On the other hand, California's LLC statute doesn't require the shareholders to hold annual meetings. From a plain reading of the statute, the California legislature seemed less inclined to impose corporate formalities on the LLC than it did on a corporation. Nonetheless, the LLC statute is a relatively new creature in American jurisprudence, and I recommend that my client err on the cautious side by holding meetings to elect Members or Managers, and otherwise keep with corporate formalities.
Inadequate Capitalization at Time of Formation
It's important that the shareholder of a company put at risk of the business unencumbered capital reasonably adequate for its prospective liabilities.
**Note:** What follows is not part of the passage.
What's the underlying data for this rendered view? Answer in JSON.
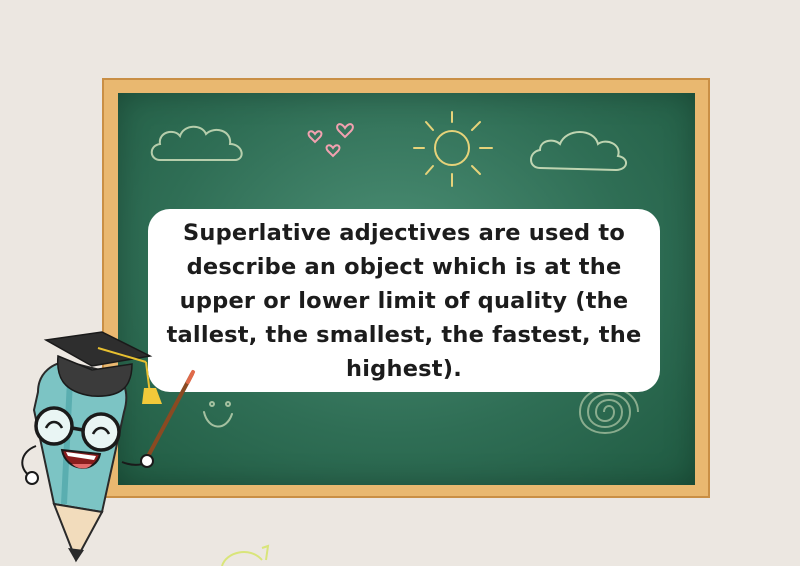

All that to say, the more a shareholder contributes by way of his own money, the more likely the company will be adequately capitalized.
The amount of initial money or property that constitutes adequate capitalization is anybody's guess but courts generally look to the concepts of "intent" and "fairness." In other words, was the company set up with the idea of defrauding its creditors? How long after the owner contributed capital to the company did the owner contract liability on behalf of the Company? Was the liability reasonable or grossly disproportionate to the amount of capital contributed? These are the types of questions the courts ask when looking at this element.
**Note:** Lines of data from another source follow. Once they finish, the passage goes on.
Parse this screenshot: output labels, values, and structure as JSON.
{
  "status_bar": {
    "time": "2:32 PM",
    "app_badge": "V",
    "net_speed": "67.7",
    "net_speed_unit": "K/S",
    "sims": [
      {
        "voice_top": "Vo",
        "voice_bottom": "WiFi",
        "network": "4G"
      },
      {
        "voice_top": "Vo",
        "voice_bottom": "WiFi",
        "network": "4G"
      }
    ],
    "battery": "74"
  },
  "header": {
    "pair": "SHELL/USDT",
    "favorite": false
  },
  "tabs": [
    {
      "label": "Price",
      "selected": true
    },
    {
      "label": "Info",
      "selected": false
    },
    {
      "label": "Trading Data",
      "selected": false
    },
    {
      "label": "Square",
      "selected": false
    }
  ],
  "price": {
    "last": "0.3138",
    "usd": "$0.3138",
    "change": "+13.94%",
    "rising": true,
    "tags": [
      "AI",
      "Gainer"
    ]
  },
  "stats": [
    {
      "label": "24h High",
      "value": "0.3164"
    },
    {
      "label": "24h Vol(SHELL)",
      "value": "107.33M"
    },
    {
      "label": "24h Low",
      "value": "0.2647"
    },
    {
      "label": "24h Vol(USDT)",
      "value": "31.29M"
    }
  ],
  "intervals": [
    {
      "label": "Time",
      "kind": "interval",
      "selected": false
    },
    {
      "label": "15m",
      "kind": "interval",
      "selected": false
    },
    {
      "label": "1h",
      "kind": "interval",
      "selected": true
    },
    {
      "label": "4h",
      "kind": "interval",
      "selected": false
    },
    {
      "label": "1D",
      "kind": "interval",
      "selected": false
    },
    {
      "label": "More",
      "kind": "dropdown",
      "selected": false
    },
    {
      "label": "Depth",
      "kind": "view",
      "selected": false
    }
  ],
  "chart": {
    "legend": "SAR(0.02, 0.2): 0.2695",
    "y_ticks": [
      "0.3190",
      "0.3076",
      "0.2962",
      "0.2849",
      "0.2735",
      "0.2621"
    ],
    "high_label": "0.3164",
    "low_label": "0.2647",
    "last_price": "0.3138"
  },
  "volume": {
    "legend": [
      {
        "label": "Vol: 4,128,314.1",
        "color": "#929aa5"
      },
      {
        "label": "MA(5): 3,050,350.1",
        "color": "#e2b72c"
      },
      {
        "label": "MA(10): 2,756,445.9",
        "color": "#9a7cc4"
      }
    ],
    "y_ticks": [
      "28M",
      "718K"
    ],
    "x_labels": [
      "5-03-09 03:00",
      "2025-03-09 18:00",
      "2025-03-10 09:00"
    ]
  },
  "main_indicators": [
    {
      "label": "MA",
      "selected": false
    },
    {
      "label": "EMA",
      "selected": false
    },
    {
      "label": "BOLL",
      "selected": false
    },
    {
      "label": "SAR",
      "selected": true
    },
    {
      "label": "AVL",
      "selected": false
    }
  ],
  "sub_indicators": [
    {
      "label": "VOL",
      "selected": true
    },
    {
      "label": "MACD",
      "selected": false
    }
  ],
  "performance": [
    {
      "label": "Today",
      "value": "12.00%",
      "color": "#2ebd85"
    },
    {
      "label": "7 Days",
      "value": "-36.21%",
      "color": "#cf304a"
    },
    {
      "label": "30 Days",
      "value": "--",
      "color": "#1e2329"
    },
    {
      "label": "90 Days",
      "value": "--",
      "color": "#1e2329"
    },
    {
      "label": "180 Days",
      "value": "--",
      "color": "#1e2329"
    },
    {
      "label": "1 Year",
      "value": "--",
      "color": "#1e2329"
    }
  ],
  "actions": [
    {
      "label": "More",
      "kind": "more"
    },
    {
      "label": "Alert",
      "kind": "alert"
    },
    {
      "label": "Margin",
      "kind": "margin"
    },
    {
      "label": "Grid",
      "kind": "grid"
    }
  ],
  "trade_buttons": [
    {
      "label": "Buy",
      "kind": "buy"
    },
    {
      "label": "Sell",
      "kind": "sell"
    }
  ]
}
In addition, the courts compare the amount of money contributed to the nature and magnitude of the corporate undertaking. For example, if you formed a manufacturing company that produced expensive machinery and employed numerous workers, but only capitalized your company with a few thousand dollars, you might run afoul of the inadequate capitalization doctrine. On the other hand, paid-in capital of a few thousand dollars might very well be appropriate upon forming a small bookkeeping company.
Avoidance of Existing Obligations, Fraud or Evasion of Statutory Provisions
The corporate entity is ignored when it is necessary to prevent fraud or to prevent an individual shareholder from using the corporate entity to avoid his existing personal obligations. In other words, a shareholder can't set up a corporation without a valid business purpose. The mere fact, however, that an individual chooses to adopt the corporate form of business to avoid future liability is not, of itself, a reason to pierce the corporate veil.
In sum, all of these factors, alone or together, are used to pierce the corporate veil and hold the owners of the company personally liable, which could have disastrous consequences. I encourage you to take your ownership responsibilities seriously and treat your company as a separate and distinct entity. Use software or bookkeeping companies to keep track of your company's income and expense. Comply with all of the governmental reporting requirements with respect to payroll, sales and income tax. And most importantly, seek legal counsel if you are confused or unsure about whether you are in compliance with the elements discussed above!
1 David Jones is an attorney with his own law firm located in Brea, CA. Before venturing out on his own, David worked as an associate at Stradling Yocca Carlson & Rauth and Deloitte & Touche. Graduating with honors from Villanova, he also obtained a Masters in Tax at NYU School of Law and currently practices in the areas of tax, corporate and real estate law.
2 This primer is introductory and basic in nature and not intended to serve as specific guidance on how to avoid the pitfalls associated with unlimited personal liability in connection with one's trade or business. Every case is different and legal counsel should be obtained before making legal judgments regarding the application of the "piercing the corporate veil" doctrine.